P/1 – Como é que foi o casamento de vocês?
R – O casamento foi bem, graças a Deus, a gente marcou o casamento, em maio casamos, só que com 15 dias de casado eu percebi que ela era doente, procurei acabar o casamento, com a família toda, e falaram: “Não, família, ela está tomando anticoncepcional e essa pílula é veneno” e não sei o que. Com isso cheguei na padaria pra fazer acordo pra ir embora, o velho: “Não, vou pra Portugal essa semana, você não pode sair”, mês de junho, isso foi no mês de maio, eu casei em maio, vai fazer 24 anos já, 34 anos.
P/1 – Mas, Evandro, deixa eu entender, você quer que ela tinha algum problema, mas em que sentido, como é que você percebeu isso?
R – Porque ela, cheguei em casa com 15 dias de casado, ela fazia 28 anos, então tinha ganhado muito presente, eu não tinha tempo de comprar um presente bonito pra ela e não tinha, e então comprei um buquê de flor e levei, cheguei lá e dei o buquê de flor pra ela de presente de aniversário e ela botou e eu comecei a apanhar. Quebrou tudo, jogou o buquê de flor em cima de mim, jogou em cima da mesa, era 11 horas da noite, que eu cheguei, só podia sair da padaria quando fechava a padaria, que os padeiros chegava tudo e eu arrumava tudo, cheguei em casa um pouquinho mais tarde com um buquê de flor pra parabenizar o aniversário dela. Ela começou a me quebrar, quebrou tudo e me xingando e me agrediu e já não queria, antes tinha chegado um pessoal da Bahia na minha casa, ela não queria, não aceitou bem, né? Aí eu cheguei reuni a família pra terminar o casamento, o padre anulava pela igreja, o Conselho Regional do Vaticano anulava o casamento.
P/1 – Alegando o que, ia anular alegando o quê?
R – Porque ela não era capaz de ser dona de casa, ele percebeu, o padre é psicólogo, tudo, e me aconselhou: “Ela não tem condições, não sei o que”, aí vamos acabar o casamento, eu cheguei da padaria pra acabar o casamento, pra ir embora, o Fernando, o patrão: “Não, que eu vou viajar em junho e eu não posso, tu tem que ficar aqui, quando eu voltar a gente faz qualquer acordo”. Aí eu fiquei esperando maio e aí engravidou, esse meu filho, o Cris, tem 32 anos, vai fazer 33 anos, né, aí eu tive que assumir, depois veio a minha filha, Rita, que eu não sei se é minha filha ou minha mãe porque ela se preocupa tanto comigo.
P/1 – Como é que foi a notícia do primeiro filho, da gravidez dela?
R – Ah, aceitaram tudo, tudo bem, eu fiquei, pra mim foi muita preocupação, preocupação que agora tem que ficar mesmo, tem que assumir, inclusive, desde que a menina nasceu teve que internar ela e até hoje é minha mulher, mas está em casa separada.

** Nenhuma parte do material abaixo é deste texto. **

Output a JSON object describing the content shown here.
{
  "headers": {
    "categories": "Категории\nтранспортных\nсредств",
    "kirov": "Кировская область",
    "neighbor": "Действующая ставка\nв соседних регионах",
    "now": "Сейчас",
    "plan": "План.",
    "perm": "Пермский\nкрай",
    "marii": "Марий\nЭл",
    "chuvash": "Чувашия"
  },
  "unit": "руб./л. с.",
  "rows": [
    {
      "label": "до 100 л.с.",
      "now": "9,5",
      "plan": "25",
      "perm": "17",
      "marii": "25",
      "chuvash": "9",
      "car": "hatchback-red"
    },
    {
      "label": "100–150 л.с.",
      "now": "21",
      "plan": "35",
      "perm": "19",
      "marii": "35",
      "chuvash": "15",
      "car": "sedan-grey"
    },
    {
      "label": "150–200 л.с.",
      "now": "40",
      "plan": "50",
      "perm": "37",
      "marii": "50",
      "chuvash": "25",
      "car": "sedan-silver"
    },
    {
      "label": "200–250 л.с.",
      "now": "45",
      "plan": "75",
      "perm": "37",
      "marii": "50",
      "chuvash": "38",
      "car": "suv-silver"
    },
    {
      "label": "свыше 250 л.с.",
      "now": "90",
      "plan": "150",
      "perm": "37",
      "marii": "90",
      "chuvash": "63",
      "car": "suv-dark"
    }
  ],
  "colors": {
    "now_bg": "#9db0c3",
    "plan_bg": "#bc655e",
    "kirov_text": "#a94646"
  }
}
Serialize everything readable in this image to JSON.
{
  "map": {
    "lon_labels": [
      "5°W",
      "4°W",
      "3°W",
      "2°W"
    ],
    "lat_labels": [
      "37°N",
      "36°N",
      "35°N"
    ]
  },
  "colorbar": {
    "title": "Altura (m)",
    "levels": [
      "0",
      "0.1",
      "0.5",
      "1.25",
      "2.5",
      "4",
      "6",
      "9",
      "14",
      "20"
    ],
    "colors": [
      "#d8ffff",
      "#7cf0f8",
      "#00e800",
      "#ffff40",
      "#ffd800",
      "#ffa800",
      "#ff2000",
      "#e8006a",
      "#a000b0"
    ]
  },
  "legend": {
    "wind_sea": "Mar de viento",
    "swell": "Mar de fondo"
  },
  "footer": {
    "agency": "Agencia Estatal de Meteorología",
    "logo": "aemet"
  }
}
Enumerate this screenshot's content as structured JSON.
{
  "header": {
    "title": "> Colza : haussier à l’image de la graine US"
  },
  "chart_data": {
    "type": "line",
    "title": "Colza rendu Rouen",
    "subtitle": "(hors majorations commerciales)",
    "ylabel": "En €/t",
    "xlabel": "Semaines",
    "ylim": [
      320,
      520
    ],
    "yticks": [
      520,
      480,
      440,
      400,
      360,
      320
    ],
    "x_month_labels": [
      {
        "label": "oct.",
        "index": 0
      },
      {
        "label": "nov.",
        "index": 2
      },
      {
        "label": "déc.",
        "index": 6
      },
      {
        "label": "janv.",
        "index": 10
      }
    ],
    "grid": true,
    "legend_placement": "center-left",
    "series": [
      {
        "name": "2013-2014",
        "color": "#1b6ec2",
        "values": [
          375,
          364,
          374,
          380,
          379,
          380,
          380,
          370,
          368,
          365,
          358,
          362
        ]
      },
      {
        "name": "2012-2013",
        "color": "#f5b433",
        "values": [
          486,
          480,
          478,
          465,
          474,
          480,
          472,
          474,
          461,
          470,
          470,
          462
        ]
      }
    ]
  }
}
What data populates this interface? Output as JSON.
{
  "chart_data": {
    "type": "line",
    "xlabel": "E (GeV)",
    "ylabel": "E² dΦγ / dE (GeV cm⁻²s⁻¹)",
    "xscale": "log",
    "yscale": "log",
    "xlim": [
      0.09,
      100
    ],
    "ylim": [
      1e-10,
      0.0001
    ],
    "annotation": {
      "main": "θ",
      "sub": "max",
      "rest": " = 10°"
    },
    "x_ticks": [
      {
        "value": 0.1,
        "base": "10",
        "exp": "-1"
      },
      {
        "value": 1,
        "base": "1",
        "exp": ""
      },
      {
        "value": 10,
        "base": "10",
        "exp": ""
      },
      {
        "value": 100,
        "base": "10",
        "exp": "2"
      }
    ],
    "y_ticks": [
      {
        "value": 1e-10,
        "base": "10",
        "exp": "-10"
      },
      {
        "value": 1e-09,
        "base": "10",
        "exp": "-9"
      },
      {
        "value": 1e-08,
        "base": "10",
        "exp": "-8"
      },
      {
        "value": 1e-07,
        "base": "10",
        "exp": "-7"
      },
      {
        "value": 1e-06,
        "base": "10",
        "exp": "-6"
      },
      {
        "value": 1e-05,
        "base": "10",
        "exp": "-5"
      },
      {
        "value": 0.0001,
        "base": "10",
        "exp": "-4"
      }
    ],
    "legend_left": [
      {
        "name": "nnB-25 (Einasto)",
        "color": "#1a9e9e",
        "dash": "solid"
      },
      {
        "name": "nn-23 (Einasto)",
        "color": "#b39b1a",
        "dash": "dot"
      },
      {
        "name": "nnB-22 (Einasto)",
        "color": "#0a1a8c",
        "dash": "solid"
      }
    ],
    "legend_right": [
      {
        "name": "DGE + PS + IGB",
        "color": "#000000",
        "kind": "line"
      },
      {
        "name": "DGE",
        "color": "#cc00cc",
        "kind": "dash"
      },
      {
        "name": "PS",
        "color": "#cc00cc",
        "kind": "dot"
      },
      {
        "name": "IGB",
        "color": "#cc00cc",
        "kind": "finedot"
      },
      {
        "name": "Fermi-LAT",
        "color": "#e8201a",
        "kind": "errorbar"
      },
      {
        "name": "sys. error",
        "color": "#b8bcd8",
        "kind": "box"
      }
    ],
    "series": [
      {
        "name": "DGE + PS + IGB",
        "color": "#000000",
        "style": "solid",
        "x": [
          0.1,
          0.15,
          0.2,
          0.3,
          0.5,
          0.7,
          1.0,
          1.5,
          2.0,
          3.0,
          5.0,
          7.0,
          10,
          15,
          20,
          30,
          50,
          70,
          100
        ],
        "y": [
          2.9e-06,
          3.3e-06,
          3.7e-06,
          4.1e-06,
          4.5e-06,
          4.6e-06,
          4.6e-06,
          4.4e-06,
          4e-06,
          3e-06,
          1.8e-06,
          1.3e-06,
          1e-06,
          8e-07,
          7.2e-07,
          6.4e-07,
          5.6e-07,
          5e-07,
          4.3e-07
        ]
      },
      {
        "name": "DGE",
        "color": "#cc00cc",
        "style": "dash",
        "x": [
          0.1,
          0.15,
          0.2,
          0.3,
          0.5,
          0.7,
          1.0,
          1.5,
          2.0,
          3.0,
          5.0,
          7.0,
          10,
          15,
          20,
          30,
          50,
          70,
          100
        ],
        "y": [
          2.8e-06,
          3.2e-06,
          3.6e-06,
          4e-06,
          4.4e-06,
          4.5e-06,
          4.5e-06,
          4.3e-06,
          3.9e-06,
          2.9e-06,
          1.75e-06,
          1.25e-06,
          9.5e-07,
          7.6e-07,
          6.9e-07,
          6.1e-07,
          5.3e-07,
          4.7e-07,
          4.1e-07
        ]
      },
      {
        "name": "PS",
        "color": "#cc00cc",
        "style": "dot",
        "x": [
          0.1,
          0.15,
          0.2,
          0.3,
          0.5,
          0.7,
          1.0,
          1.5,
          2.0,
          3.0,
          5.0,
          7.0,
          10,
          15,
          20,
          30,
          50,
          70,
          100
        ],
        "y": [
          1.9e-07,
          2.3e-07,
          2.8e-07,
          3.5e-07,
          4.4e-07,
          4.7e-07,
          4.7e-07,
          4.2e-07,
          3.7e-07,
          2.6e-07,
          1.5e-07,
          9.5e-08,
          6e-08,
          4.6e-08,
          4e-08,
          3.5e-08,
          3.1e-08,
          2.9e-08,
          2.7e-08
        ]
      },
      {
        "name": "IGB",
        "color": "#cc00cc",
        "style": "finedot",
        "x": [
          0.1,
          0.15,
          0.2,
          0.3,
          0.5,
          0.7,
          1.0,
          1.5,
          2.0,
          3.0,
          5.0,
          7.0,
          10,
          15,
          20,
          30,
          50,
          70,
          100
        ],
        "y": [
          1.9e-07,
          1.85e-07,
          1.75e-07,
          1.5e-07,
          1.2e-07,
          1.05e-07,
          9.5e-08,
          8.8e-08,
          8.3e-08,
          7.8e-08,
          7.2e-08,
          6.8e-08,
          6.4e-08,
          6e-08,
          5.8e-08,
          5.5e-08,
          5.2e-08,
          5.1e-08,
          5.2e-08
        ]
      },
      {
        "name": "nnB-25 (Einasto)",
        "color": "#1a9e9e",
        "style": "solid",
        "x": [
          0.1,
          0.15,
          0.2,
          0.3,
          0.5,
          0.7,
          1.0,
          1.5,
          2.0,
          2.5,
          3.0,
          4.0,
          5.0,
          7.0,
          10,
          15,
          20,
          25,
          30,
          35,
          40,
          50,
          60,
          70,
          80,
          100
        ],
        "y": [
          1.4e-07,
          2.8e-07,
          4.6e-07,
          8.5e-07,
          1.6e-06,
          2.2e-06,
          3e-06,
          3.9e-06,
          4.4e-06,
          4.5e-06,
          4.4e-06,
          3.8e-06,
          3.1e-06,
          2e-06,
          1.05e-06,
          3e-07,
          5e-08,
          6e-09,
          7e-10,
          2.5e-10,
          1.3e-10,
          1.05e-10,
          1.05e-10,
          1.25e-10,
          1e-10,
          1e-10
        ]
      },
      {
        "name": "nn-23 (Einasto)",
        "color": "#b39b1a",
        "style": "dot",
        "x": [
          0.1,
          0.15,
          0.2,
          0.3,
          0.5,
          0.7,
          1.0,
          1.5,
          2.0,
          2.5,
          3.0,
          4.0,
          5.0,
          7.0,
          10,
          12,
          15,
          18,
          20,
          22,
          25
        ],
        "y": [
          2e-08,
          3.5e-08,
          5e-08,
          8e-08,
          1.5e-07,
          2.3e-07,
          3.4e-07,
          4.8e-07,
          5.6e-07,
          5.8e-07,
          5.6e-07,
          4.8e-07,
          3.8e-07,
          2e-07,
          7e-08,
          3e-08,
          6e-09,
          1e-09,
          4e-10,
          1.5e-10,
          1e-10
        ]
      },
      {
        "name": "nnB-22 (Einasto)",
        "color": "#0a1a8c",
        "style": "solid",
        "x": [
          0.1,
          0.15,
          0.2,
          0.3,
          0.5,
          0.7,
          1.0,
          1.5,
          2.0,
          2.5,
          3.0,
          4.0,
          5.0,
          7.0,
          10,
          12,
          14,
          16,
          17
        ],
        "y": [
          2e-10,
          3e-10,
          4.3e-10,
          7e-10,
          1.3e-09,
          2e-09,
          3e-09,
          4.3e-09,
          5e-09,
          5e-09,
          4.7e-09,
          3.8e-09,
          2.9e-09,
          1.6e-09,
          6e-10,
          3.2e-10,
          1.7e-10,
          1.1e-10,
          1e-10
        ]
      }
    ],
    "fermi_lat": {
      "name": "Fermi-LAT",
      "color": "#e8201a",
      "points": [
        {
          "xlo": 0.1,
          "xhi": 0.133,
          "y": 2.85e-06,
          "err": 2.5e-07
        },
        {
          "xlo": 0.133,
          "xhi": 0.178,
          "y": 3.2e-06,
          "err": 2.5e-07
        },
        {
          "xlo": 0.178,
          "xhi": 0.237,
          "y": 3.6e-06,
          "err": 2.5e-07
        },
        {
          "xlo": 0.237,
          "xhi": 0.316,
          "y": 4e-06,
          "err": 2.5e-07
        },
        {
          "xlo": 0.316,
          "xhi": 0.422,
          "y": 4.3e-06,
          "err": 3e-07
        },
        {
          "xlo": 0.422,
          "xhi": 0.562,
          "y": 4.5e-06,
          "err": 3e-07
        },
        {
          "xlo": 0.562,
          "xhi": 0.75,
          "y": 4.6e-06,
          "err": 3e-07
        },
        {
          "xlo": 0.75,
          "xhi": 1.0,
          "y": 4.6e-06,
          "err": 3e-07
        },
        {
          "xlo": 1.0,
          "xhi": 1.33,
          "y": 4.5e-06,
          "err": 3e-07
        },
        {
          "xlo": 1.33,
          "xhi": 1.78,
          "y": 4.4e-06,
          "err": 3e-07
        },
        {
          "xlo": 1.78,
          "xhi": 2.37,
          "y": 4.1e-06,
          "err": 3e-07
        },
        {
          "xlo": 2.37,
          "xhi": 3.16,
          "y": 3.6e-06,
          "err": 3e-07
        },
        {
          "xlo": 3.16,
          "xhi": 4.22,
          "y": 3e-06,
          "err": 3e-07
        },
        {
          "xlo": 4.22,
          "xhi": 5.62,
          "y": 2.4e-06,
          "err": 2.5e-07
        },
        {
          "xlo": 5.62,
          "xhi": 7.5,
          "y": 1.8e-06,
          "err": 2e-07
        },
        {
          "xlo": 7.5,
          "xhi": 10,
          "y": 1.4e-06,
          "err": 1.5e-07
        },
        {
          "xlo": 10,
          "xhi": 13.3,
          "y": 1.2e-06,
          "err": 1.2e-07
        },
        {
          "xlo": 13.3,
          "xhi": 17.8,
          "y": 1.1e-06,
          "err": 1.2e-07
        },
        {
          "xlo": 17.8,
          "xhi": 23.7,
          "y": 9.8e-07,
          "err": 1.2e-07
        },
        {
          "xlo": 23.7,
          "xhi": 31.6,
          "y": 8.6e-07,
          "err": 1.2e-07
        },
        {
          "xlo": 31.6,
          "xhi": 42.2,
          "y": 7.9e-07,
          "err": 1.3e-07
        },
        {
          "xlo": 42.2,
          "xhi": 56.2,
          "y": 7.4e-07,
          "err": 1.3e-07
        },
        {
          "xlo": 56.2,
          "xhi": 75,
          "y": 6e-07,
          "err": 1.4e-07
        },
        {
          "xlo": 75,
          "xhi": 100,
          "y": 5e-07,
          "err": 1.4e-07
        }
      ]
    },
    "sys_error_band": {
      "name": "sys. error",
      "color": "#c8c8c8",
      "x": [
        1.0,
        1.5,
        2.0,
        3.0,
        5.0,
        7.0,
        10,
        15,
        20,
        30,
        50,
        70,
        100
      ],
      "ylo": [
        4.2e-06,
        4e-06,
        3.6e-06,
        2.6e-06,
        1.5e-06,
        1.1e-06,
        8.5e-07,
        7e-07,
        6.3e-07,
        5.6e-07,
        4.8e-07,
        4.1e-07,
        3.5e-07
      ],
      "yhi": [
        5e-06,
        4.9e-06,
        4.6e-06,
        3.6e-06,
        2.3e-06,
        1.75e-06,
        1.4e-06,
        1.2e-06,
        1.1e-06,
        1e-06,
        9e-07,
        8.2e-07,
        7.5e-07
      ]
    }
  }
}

Eu uso aliança, sou casado, mas ela não me aceita, inclusive, coitada, ela vive sozinha, eu pago uma pessoa pra cuidar da casa, pra dar um, fazer limpeza na casa, que ela não faz nada, em cima do remédio, ao invés de internar ela no hospital psiquiátrico, ela já foi internada.
P/1 – Mas ela já teve algum diagnóstico?
R – De depressão, trata de depressão, mas é muito agressiva, então não aceita ninguém em casa, inclusive a filha mora sozinha, o filho casou e ela está sozinha, só que comprou uma casa de frente, ela mora na frente e eu cá, e cuido da casa toda, só não posso entrar em casa que ela não se sente bem com a minha presença, e com isso é minha vida.
P/1 – Como é que foi o nascimento do primeiro filho, como foi pra você?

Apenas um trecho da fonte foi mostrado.